Ce jour-là, pendant qu’elle montait sur la scène du pavillon du NYRR, des hommes s’activaient encore à quelques mètres pour consolider la zone d’arrivée du marathon. Edith Wolf-Hunkeler est émue. Elle partage ces honneurs 2018 avec Peter Ciaccia, Martin Lel et Allison Rose, autres grands noms du marathon, tous présents. C’est l’Australien Kurt Fearnley qui prononce sa laudatio. Un ami athlète qui a partagé trois victoires en catégorie fauteuil avec elle. Puis la belle Lucernoise se lance dans quelques mots, avec son anglais au fort accent alémanique: «New York exerce une fascinatio­n incroyable sur moi. Je m’y suis toujours sentie bien accueillie.» Elle n’oublie pas son mari Mark, dans le public: «Toi, tu as su me donner des ailes!»

Forcément, une flopée de souvenirs resurgisse­nt, et ses yeux d’un bleu profond pétillent. En 2007 par exemple, elle avait franchi la ligne d’arrivée en 1:52:38, un record maintenu jusqu’en 2011. «Quand je participai­s au marathon, d’ailleurs le plus dur de ceux que j’ai faits – il y a beaucoup de montées et à l’époque l’état des routes laissait à désirer –, j’étais concentrée sur le parcours. Maintenant, je suis dans un autre état d’esprit et c’est aussi formidable», confie-t-elle quelques minutes après son petit discours. «Je réalise davantage ce par quoi je suis passée.» Habituée aux podiums, elle pourrait être blasée. Lumineuse, elle assure au contraire avoir encore «de la peine à y croire». Déboires de santé à répétition

A 46 ans, Edith Wolf-Hunkeler a collection­né les succès, mais aussi les mauvaises chutes. Elle a arrêté la compétitio­n il y a 3 ans, après avoir aligné un nombre impression­nant de victoires et de titres de championne de Suisse, d’Europe et du monde. En plus de ceux de New York, elle a remporté les marathons féminins en fauteuil de Hambourg (1999), Boston (2002 et 2006) et Berlin (2011).

En 2004, elle gagne deux médailles d’argent pour les 1500 et les 5000 mètres aux Jeux paralympiq­ues d’Athènes. Quatre ans plus tard, c’est le drame lors des Jeux de Pékin. Dans la course des 5000 mètres, elle chute, provoque un carambolag­e, et se fait rouler dessus par des concurrent­es. Elle est disqualifi­ée mais obtiendra néanmoins le bronze aux 1500 mètres et l’or au marathon. Dans la douleur.

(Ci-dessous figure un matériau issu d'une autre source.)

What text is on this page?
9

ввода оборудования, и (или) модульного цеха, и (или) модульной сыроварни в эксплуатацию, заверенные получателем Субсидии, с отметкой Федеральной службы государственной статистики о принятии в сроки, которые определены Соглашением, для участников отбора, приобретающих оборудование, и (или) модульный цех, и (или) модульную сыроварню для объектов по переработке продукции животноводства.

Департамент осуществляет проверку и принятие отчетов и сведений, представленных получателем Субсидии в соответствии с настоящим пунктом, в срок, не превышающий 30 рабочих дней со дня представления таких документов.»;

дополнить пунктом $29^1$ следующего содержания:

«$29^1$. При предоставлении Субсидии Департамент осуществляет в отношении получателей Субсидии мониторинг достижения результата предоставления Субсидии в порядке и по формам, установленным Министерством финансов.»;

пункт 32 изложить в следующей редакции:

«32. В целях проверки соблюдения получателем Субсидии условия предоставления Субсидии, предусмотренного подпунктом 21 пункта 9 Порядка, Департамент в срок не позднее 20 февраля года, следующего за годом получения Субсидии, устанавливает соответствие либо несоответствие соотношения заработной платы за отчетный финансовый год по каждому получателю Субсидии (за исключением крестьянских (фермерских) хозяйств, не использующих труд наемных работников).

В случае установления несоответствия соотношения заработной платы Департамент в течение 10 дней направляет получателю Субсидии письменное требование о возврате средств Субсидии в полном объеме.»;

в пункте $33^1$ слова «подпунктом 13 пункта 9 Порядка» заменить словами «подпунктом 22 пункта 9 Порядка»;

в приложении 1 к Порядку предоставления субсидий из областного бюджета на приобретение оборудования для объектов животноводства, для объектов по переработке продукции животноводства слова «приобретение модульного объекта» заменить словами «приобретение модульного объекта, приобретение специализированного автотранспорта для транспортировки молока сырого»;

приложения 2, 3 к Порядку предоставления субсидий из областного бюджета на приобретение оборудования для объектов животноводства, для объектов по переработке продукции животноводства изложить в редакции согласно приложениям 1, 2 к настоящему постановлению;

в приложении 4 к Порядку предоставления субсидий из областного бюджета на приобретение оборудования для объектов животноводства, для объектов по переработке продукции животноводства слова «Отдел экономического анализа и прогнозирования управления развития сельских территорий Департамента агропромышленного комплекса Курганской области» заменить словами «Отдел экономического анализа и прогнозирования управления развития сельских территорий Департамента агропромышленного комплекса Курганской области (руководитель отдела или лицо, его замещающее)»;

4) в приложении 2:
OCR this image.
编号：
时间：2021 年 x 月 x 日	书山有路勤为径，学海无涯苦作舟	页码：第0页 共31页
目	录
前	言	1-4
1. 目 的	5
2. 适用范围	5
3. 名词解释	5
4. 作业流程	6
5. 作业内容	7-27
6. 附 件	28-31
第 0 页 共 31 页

Deux ans plus tôt, en septembre 2006, l’athlète avait déjà fait une mauvaise chute, aux Mondiaux d’Assen (Pays-Bas), en heurtant un candélabre. Résultat: des fractures multiples et plusieurs passages sur le billard. Les médecins lui prédisent alors le pire: l’arrêt de sa carrière sportive. Mais il en faut bien plus pour la décourager et saper son moral.

En 2012, lorsqu’elle gagne quatre médailles aux Paralympiq­ues de Londres, dont l’or pour le 5000 mètres, elle sait déjà que ce seront ses derniers JO. Mais sa carrière se termine plus vite que prévu, à cause de problèmes de santé: une vilaine inflammati­on du sinus sphénoïdal, tenace. En 2014, elle renonce à toutes les courses, freinée par de fortes douleurs. Puis elle reprend l’entraîneme­nt intensif et la compétitio­n, avant de se rendre à l’évidence: elle doit définitive­ment renoncer à sa carrière. C’était au printemps 2015. Icône en Suisse alémanique

La Lucernoise a une histoire particuliè­re avec les Etats-Unis. Après son accident de voiture en 1994, à Zofingue, et sa longue rééducatio­n, c’est là qu’elle est venue cinq mois apprendre l’anglais. Elle commence à s’intéresser au sport-handicap, en Floride, et décide de s’y investir à 200%. Elle visait déjà les Paralympiq­ues de Sydney de 2000. Mais une chute au marathon de Berlin en avait décidé autrement.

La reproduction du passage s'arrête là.